The first is the efficacy of the vaccine itself. No vaccine is 100% effective – in the US, for example, the FDA usually targets an efficacy rate of around 80%. For the SARS-CoV-2 vaccine, the bar has been lowered to 50% (reflecting the compressed timetable for development and the fact that it often takes time for vaccines to reveal their efficacy). This clearly leaves a large range of potential outcomes, from a vaccine that is effective in one out of two cases to one that’s effective in four out of five. 

Other issues to consider include the longevity of the vaccine, its safety and the willingness of people to use it, and whether it is delivered alongside so-called therapeutics, which alleviate symptoms of the disease but not the disease itself. There remains significant uncertainty around all these issues. 

The second factor that will determine the economic effects of a vaccine is the speed at which it can be produced. The headline numbers look impressive: reports from developers suggest that close to one billion doses may be available this year, with a further seven billion following in 2021. However, this is spread across several vaccines and it is not yet clear which of these will succeed or how fungible production will be. It’s possible that the actual number of available doses could be significantly lower. Initially, at least, supply is likely to be constrained on the basis of need. Mass immunisation may be some way off. 

The third and final factor to consider is the speed of distribution. There is a national and an international dimension to this. 

It is not inconceivable that, given the acceleration in US-China decoupling over the past six months, geo-political factors could influence the distribution of a vaccine. In practice, we suspect that this won’t be the case. Instead, international distribution is most likely to be influenced by the cost of production.
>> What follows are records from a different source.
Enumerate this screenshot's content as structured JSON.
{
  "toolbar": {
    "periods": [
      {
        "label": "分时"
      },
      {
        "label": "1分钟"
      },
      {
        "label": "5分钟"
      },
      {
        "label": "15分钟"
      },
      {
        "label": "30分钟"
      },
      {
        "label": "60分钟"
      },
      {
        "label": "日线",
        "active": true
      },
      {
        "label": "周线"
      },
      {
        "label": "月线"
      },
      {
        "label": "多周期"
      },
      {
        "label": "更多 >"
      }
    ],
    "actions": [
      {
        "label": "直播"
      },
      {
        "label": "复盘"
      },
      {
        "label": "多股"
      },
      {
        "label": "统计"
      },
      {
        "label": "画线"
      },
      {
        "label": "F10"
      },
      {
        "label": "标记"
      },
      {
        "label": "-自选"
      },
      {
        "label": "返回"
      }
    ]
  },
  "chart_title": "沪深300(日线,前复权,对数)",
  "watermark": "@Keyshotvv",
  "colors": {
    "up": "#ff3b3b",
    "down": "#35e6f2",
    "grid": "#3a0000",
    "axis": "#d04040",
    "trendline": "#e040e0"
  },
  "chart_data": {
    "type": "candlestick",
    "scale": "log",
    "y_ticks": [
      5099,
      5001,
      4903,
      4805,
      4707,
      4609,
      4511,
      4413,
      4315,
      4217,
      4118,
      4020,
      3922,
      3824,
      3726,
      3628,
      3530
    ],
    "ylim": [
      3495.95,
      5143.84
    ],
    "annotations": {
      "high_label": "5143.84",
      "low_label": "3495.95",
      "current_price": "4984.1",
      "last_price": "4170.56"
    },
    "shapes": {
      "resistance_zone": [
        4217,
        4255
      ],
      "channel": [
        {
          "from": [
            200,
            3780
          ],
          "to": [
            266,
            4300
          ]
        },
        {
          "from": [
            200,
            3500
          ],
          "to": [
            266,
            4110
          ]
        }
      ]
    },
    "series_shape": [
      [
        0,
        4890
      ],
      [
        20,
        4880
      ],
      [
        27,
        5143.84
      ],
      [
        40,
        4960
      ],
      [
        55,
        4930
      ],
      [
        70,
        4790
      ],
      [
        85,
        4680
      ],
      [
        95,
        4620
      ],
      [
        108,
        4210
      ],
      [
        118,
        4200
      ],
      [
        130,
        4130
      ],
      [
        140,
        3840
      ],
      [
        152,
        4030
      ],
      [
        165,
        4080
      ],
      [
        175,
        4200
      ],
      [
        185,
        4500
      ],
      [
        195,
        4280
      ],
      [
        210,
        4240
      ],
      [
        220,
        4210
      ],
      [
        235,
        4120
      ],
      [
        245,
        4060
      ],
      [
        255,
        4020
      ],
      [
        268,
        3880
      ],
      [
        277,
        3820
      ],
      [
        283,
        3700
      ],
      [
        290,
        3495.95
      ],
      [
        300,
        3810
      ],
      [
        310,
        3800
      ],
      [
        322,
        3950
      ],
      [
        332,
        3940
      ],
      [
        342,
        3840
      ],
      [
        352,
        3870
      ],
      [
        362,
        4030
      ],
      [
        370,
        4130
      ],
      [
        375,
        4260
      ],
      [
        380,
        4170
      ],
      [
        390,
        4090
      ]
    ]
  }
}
Most estimates suggest the vaccine will cost around $20-50 per dose, putting mass immunisation out of reach of several poorer emerging markets. Meanwhile, advanced countries have already pre-ordered significant stocks of different vaccines under development. This is likely to produce a two-speed process of global immunisation – with many emerging markets lagging well behind the advanced economies, and reliant on the support of international institutions and foreign aid to fund, distribute and administer treatments. 

There are national distribution issues to consider too. Just as some countries have been more successful in rolling out testing and tracing procedures, so some are likely to be better at rolling out the vaccine. This will be influenced by a variety of factors, including the quality of public health systems and the ability to co-ordinate across different parts of national and local government. A key challenge, at least initially, will be to identify and administer the vaccine to those most in need. 

Accordingly, it makes sense to think about a range of short-term vaccine-related outcomes for economies. At one end of the spectrum lies a highly effective vaccine that is produced and distributed quickly. At the other lies a less effective vaccine that faces significant production and distribution challenges and would be in relatively short supply in 2021. In most scenarios in between, it is likely that containment measures, including social distancing and restrictions on some foreign travel, will remain in place for the foreseeable future. 

As we’ve noted before, the road back to economic normality lies in stamping out the virus. The development of a vaccine will be key to that and the progress towards it has been nothing short of astonishing. By the same token, however, it would be wrong to assume that the development of a vaccine will necessarily transform the economic outlook for 2020-21.